Reputation: 83
I have a table like this (actually, is the result of a large large query):
id | date_measured | out_of_range
-----+-----------------------+--------------
3147 | 09/08/2019 20.00:00 | 1
3147 | 09/08/2019 21.00:00 | 0
3147 | 09/08/2019 22.00:00 | 0
3147 | 09/08/2019 23.00:00 | 1
3147 | 10/08/2019 00.00:00 | 1
3147 | 10/08/2019 01.00:00 | 1
3147 | 10/08/2019 02.00:00 | 0
3125 | 09/08/2019 20.00:00 | 0
3125 | 09/08/2019 21.00:00 | 1
3125 | 09/08/2019 22.00:00 | 1
3125 | 09/08/2019 23.00:00 | 0
3125 | 10/08/2019 00.00:00 | 1
3125 | 10/08/2019 01.00:00 | 1
3125 | 10/08/2019 02.00:00 | 1
and I need this result:
id | date_measured_start | date_measured_end | consecutive_out_of_range
-----+-----------------------+-----------------------+--------------------------
3147 | 09/08/2019 20.00:00 | 09/08/2019 20.00:00 | 1
3147 | 09/08/2019 23.00:00 | 10/08/2019 01.00:00 | 3
3125 | 09/08/2019 21.00:00 | 09/08/2019 22.00:00 | 2
3125 | 10/08/2019 00.00:00 | 10/08/2019 02.00:00 | 3
that is the consecutive recurrence of the value out_of_range = 1 and the relative start and end date.
I tried to use this solution but I just can't have only the consecutive 1 for the out_of_range. value.
Upvotes: 0
Views: 363
Reputation:
Here is a different application of the same method as in MT0's answer.

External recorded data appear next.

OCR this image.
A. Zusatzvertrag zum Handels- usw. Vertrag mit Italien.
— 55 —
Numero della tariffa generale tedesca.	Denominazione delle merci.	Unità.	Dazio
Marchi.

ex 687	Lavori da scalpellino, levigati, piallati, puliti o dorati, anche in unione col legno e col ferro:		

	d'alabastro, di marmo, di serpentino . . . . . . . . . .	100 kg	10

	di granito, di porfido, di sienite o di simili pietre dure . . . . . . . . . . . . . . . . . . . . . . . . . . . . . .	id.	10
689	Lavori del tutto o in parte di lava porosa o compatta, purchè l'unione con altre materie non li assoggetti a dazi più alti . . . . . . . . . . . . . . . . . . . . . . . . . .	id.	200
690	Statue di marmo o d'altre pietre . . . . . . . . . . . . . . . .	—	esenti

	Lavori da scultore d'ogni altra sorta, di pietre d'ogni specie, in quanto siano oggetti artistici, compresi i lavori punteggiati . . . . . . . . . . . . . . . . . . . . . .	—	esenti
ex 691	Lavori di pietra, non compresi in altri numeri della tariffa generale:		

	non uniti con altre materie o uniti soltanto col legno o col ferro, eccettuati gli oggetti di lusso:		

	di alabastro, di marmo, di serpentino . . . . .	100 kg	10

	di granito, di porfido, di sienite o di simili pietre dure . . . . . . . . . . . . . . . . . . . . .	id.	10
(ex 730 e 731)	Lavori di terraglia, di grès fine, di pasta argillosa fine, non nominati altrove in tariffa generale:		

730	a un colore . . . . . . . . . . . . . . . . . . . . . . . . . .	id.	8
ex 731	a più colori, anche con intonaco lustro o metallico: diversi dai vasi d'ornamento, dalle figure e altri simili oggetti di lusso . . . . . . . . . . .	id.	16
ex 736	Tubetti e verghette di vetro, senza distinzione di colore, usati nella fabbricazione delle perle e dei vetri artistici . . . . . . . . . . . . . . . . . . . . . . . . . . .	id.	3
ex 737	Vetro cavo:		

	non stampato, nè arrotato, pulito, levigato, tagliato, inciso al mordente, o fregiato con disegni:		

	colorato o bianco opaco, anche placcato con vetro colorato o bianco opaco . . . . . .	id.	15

The method is known as the "fixed differences" method (the "fixed differences", in both solutions, are the additional, computed value by which we group the data); also known as the "tabibitosan" method.
In this solution I subtract a row_number()
(appropriately modified) directly from the date, but after selecting just the rows with the flag equal to 1. This may be important if you have a very large amount of data, but only a relatively small fraction of rows have the flag equal to 1. This is because row_number()
needs to order the data, and ordering is an expensive operation. To solve the problem, we don't need to order (by date) the rows where the flag is 0 - only the rows where the flag is 1.
EDIT (based on MT0's comment below this answer)
MT0 points out, correctly, that my solution assumes something that is true in the test data posted by the OP, but not stated explicitly. Namely, that the date-times in the date_measured
column are continuous sequences of date-time, spaced at one hour intervals.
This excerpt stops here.